Ils lui posèrent encore cette question :
« Pourquoi donc baptises-tu, si tu n’es ni le Christ, ni Élie, ni le Prophète ? »
Jean leur répondit : « Moi, je baptise dans l’eau. Mais au milieu de vous se tient celui que vous ne connaissez pas ; c’est lui qui vient derrière moi,
et je ne suis pas digne de délier la courroie de sa sandale. »
Cela s’est passé à Béthanie, de l’autre côté du Jourdain,
à l’endroit où Jean baptisait.

Jean se présente comme un témoin qui se tourne vers celui qui vient derrière lui. Dans le récit il ne le nomme pas mais il est déjà présent et se fait baptiser par lui : sa joie est que cet Autre soit accueilli. Le Baptiste se reconnaît dans le rôle du Précurseur à la lumière des paroles du prophète Isaïe qu’il reprend à son propre compte. C’est une des grandes leçons spirituelles à retenir de ce temps de l’Avent, pour l’Église, pour nos communautés, pour chacune et chacun. D’une part, nous ne sommes pas le Christ, mais de simples témoins dont la mission est de lui préparer le chemin, dont la joie la plus grande est qu’il soit accueilli, et aussi reconnu.

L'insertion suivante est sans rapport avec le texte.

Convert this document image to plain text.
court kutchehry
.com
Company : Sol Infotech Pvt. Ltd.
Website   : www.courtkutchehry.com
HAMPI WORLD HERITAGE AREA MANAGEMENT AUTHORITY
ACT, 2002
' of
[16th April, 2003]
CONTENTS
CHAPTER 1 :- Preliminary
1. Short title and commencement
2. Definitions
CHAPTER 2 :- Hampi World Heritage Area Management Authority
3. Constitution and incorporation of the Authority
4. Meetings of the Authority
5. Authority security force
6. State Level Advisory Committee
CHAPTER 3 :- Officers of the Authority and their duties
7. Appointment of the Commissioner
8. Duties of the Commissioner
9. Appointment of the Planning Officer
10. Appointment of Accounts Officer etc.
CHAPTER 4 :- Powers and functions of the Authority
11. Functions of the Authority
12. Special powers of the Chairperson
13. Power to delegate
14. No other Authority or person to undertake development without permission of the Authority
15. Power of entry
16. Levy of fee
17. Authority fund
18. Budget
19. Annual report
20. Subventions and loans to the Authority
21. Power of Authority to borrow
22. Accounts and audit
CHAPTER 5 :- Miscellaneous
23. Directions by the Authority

La joie chrétienne se fonde sur la présence de Dieu au milieu de nous, entre nous, dans la personne de Jésus, son Fils et notre frère. Joie douce en nous, quand nous entrons dans le silence de la prière ou de la contemplation pour l’écouter, lui parler, lui confier notre vie, nos joies et nos soucis, reconnaître sa grâce et notre petitesse. Joie simple et sereine lorsque nous vivons entourés de présence : celle des membres de nos familles, de nos amis, de nos collaborateurs, de nos associations. En ce temps de l’Avent soyons porteurs de joie pour les personnes en détresse, par des visites, des messages de toutes sortes. Nos expériences de confinement nous ont permis de réaliser combien nous avons besoin de communication, d’échanges et de rencontres dans nos sociétés modernes de plus en plus marquées par la technique et le numérique dont l’emploi peut nous isoler et non nous relier.

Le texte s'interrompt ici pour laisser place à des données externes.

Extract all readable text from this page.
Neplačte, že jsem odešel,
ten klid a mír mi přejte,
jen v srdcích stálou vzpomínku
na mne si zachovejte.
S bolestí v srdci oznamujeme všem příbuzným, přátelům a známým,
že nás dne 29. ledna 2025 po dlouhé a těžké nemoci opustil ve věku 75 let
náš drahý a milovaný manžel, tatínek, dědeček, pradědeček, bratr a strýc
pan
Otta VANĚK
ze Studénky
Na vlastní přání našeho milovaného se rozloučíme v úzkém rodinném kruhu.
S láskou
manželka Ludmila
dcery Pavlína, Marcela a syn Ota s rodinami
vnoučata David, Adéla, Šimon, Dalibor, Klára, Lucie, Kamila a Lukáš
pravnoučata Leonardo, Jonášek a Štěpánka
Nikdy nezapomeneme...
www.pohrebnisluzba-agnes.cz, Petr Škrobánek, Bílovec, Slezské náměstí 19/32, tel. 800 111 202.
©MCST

« Au milieu de nous se tient celui que nous ne connaissons pas » dit le Baptiste, celui que nous connaissons mal aussi. Élargissons les horizons de notre attente et de notre espérance. Cherchons le Christ là où se trouve. N’imitons pas les pratiquants du soupçon. D’abord « ces prêtres et ces lévites » qui veillent sur la résidence de Dieu dans le Temple de Jérusalem. Jean leur paraît dangereux. Ils se déplacent pour lui faire subir un interrogatoire agressif. N’imitons pas non plus les pharisiens repliés dans leurs confréries de purs. Quel Messie pourrait venir hors de leur monde ? Ils attendaient un Messie conforme à leurs attentes, à leurs intérêts et à leurs dogmes. Contrairement à Jean, ils ne reconnaîtront pas Jésus comme le Christ (le Messie) attendu.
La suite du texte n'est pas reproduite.